Quanto à Zalia Graem, ela casou com Floyd Garden no ano seguinte e agora estão vivendo em Long Island, apenas a alguns quilômetros da propriedade de Hammle. A Srta. Weatherby e Kroon ainda são vistos juntos; de vez em quando corre um boato de que ela vai assinar um contrato com um produtor de cinema de Hollywood. O professor Garden continua morando em sua cobertura, uma figura solitária e um tanto patética, completamente absorvido por suas experiências.

Aproximadamente um ano após as tragédias no apartamento dos Gardens, Vance encontrou Hannix, o bookmaker, em Bowie. Foi um encontro casual e duvido que Vance o tenha lembrado depois. Mas o outro sim. Um dia, muitos meses mais tarde, quando Vance e eu estávamos sentados no salão-restaurante do clube Empire, Hannix aproximou-se e puxou uma cadeira.

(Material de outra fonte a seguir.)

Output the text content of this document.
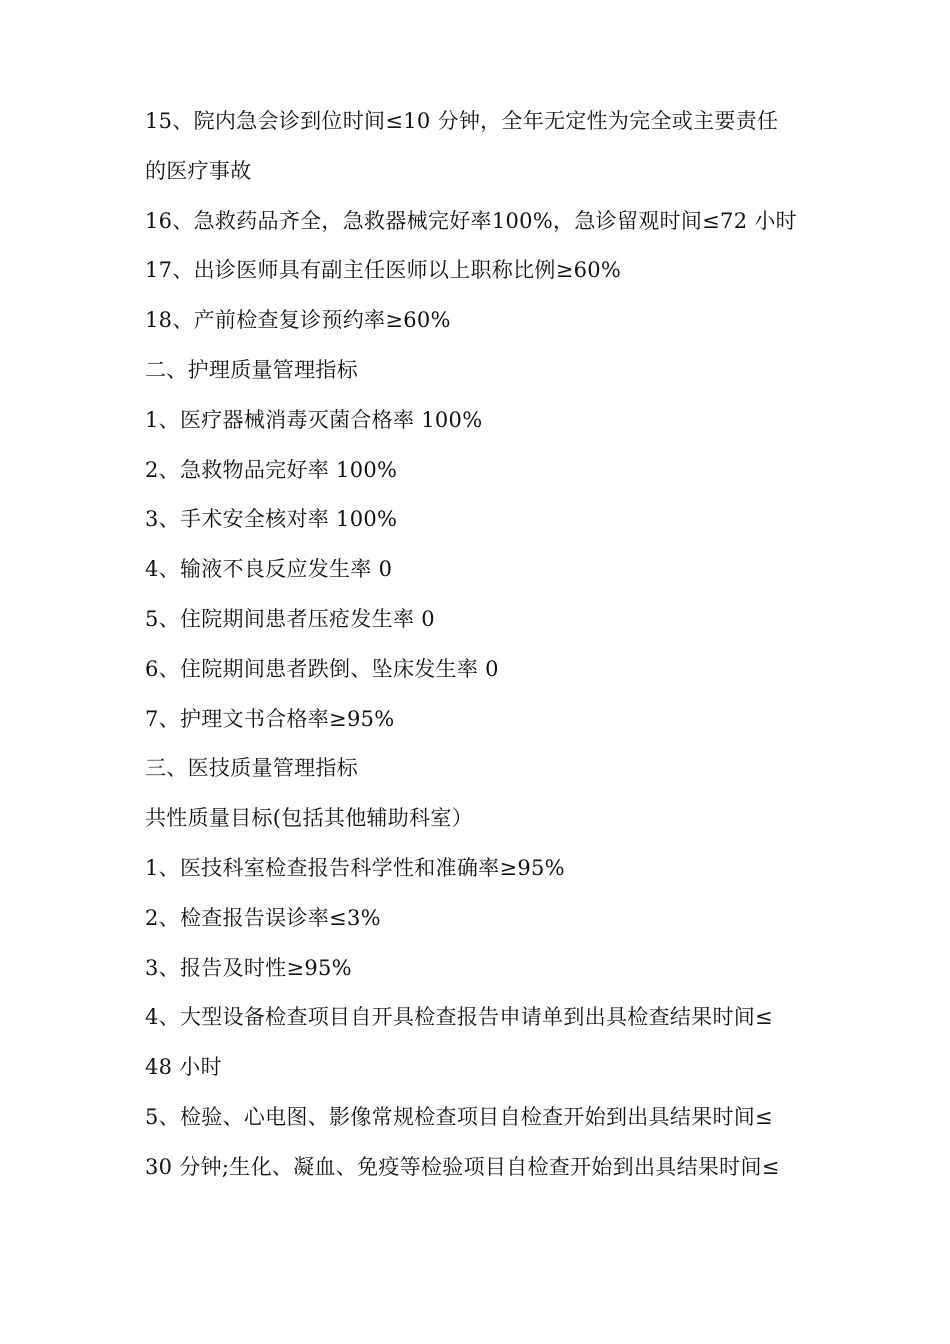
15、院内急会诊到位时间≤10 分钟，全年无定性为完全或主要责任
的医疗事故
16、急救药品齐全，急救器械完好率100%，急诊留观时间≤72 小时
17、出诊医师具有副主任医师以上职称比例≥60%
18、产前检查复诊预约率≥60%
二、护理质量管理指标
1、医疗器械消毒灭菌合格率 100%
2、急救物品完好率 100%
3、手术安全核对率 100%
4、输液不良反应发生率 0
5、住院期间患者压疮发生率 0
6、住院期间患者跌倒、坠床发生率 0
7、护理文书合格率≥95%
三、医技质量管理指标
共性质量目标(包括其他辅助科室）
1、医技科室检查报告科学性和准确率≥95%
2、检查报告误诊率≤3%
3、报告及时性≥95%
4、大型设备检查项目自开具检查报告申请单到出具检查结果时间≤
48 小时
5、检验、心电图、影像常规检查项目自检查开始到出具结果时间≤
30 分钟;生化、凝血、免疫等检验项目自检查开始到出具结果时间≤
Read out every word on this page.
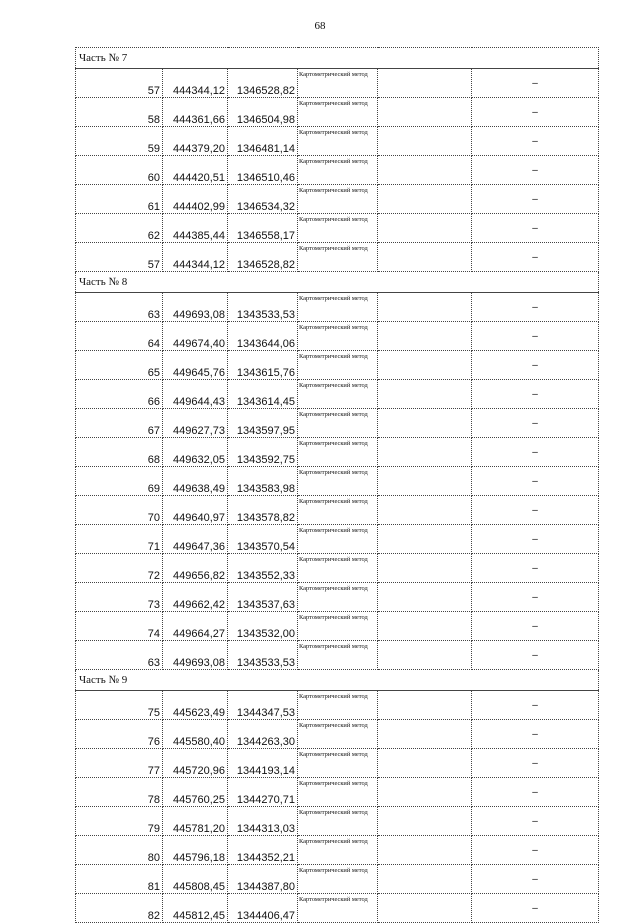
68
Часть № 7					
57	444344,12	1346528,82	Картометрический метод		–
58	444361,66	1346504,98	Картометрический метод		–
59	444379,20	1346481,14	Картометрический метод		–
60	444420,51	1346510,46	Картометрический метод		–
61	444402,99	1346534,32	Картометрический метод		–
62	444385,44	1346558,17	Картометрический метод		–
57	444344,12	1346528,82	Картометрический метод		–
Часть № 8					
63	449693,08	1343533,53	Картометрический метод		–
64	449674,40	1343644,06	Картометрический метод		–
65	449645,76	1343615,76	Картометрический метод		–
66	449644,43	1343614,45	Картометрический метод		–
67	449627,73	1343597,95	Картометрический метод		–
68	449632,05	1343592,75	Картометрический метод		–
69	449638,49	1343583,98	Картометрический метод		–
70	449640,97	1343578,82	Картометрический метод		–
71	449647,36	1343570,54	Картометрический метод		–
72	449656,82	1343552,33	Картометрический метод		–
73	449662,42	1343537,63	Картометрический метод		–
74	449664,27	1343532,00	Картометрический метод		–
63	449693,08	1343533,53	Картометрический метод		–
Часть № 9					
75	445623,49	1344347,53	Картометрический метод		–
76	445580,40	1344263,30	Картометрический метод		–
77	445720,96	1344193,14	Картометрический метод		–
78	445760,25	1344270,71	Картометрический метод		–
79	445781,20	1344313,03	Картометрический метод		–
80	445796,18	1344352,21	Картометрический метод		–
81	445808,45	1344387,80	Картометрический метод		–
82	445812,45	1344406,47	Картометрический метод		–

— Que aconteceu a Floyd Garden, Sr. Vance? — perguntou. — Há mais de um ano que não sei dele. Desistiu dos cavalos?

— É possível, não sei — retrucou Vance com um pálido sorriso.

— Mas, por quê? — perguntou Hannix. — Ele era uma boa praça e sinto sua falta.

— Acredito. — Vance abanou a cabeça com indiferença. — Talvez ele esteja cansado de contribuir para sustentá-lo.

— Vamos, vamos, Sr. Vance. — Hannix adotou um ar ofendido e estendeu as mãos num gesto de apelo. — Esta foi uma observação cruel. Nunca tratei com o Sr. Garden nas bases do máximo habitual. Acredite-me, pagava-lhe prêmios em qualquer aposta até meia centena. Por falar nisso, Sr. Vance, — Hannix inclinou-se confidencialmente — o Prêmio Buller vai correr dentro de alguns minutos e as listas estão cotando Only One com oito. Se quiser o palpite, dou-lhe dez nele. Tem uma ótima chance de ganhar.

Vance fitou-o friamente e sacudiu a cabeça.

— Não, obrigado, Hannix. Já estou com Discovery.

Discovery ganhou por corpo e meio. Only One, casualmente, terminou num difícil segundo lugar.